Integrating partial least square structural equation modelling and machine learning for causal exploration of environmental phenomena.
Journal:
Environmental research
PMID:
40081645
Abstract
Understanding the causes of environmental phenomena is crucial for promoting positive outcomes and mitigating negative ones. Partial least squares structural equation modelling (PLS-SEM) is becoming a valuable tool for evaluating causal relationships in ecological environment studies (EES). However, many studies using PLS-SEM often overlook nonlinear relationships and interactions between environmental factors, and have not fully utilized the powerful capabilities of machine learning. Using Gaoyang Lake in the Three Gorges Reservoir Region as a case study, this research presents a framework combining several techniques to better understand the causes of Spring Harmful Algal Blooms (Spring HABs) from 2019 to 2023. The framework uses PLS-SEM to compare and select the optimum causal structure among alternatives, Bayesian Networks (BN) to identify alternative causal pathways, Multivariate Adaptive Regression Splines (MARS) and Polynomial Regression (PR) to uncover interactions and non-linearities among predictors.
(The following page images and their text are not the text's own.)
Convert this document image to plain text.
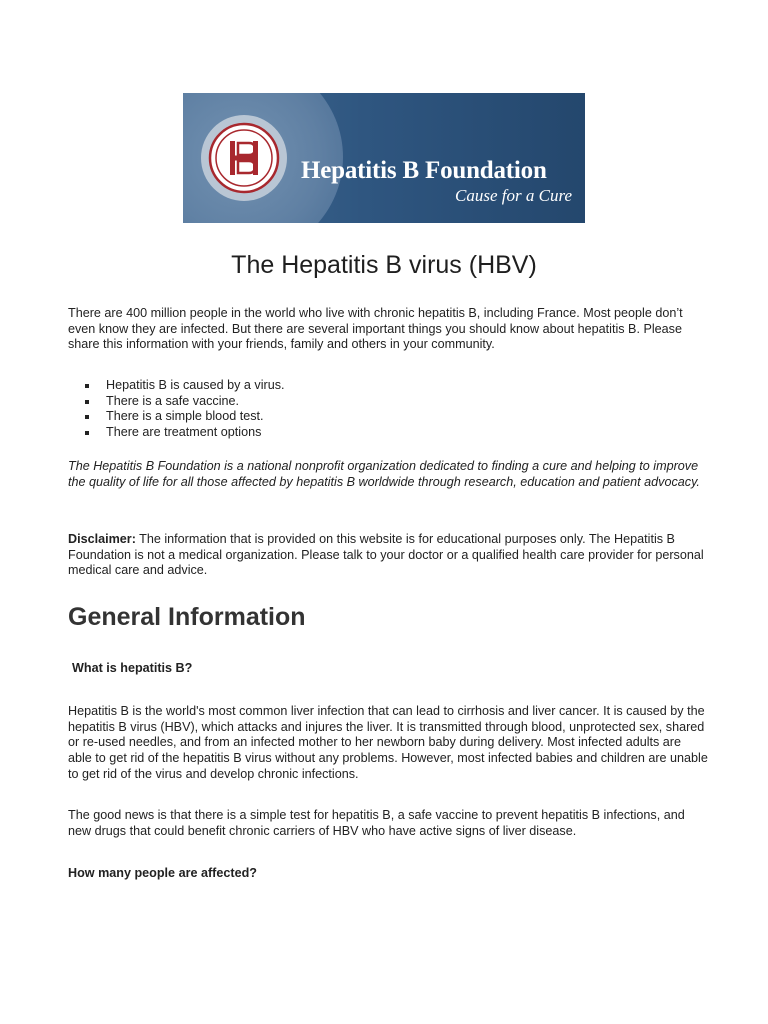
Hepatitis B Foundation
Cause for a Cure
The Hepatitis B virus (HBV)

There are 400 million people in the world who live with chronic hepatitis B, including France. Most people don’t even know they are infected. But there are several important things you should know about hepatitis B. Please share this information with your friends, family and others in your community.

Hepatitis B is caused by a virus.
There is a safe vaccine.
There is a simple blood test.
There are treatment options

The Hepatitis B Foundation is a national nonprofit organization dedicated to finding a cure and helping to improve the quality of life for all those affected by hepatitis B worldwide through research, education and patient advocacy.

Disclaimer: The information that is provided on this website is for educational purposes only. The Hepatitis B Foundation is not a medical organization. Please talk to your doctor or a qualified health care provider for personal medical care and advice.

General Information

What is hepatitis B?

Hepatitis B is the world's most common liver infection that can lead to cirrhosis and liver cancer. It is caused by the hepatitis B virus (HBV), which attacks and injures the liver. It is transmitted through blood, unprotected sex, shared or re-used needles, and from an infected mother to her newborn baby during delivery. Most infected adults are able to get rid of the hepatitis B virus without any problems. However, most infected babies and children are unable to get rid of the virus and develop chronic infections.

The good news is that there is a simple test for hepatitis B, a safe vaccine to prevent hepatitis B infections, and new drugs that could benefit chronic carriers of HBV who have active signs of liver disease.

How many people are affected?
Our findings indicate that, the BN-generated structure implemented in PLS-SEM had an improved Bayesian Information Criterion (BIC) score compared to the initial PLS-SEM. No interactions between latent variables were observed using MARS. However, significant non-linearities were identified using PR, and when integrated into the initial PLS-SEM, they produced the optimal model with Qpredict of 0.177, RMSE of 0.967, R of 0.421, and BIC of -23.497. Euphotic depth emerged as a critical factor influencing the occurrence of Spring HABs, due to its interaction with the epilimnion depth. Surface nutrient levels (indicated by total phosphorus loadings) and meteorological elements (mean air temperature and sun hours) were identified as the second and third most important latent variables, contributing 25.5 % and 13.5 % to Spring HABs, respectively. This framework is recommended for improving the causal understanding of other site-specific environmental phenomena, providing a scientific basis for more effective environmental management.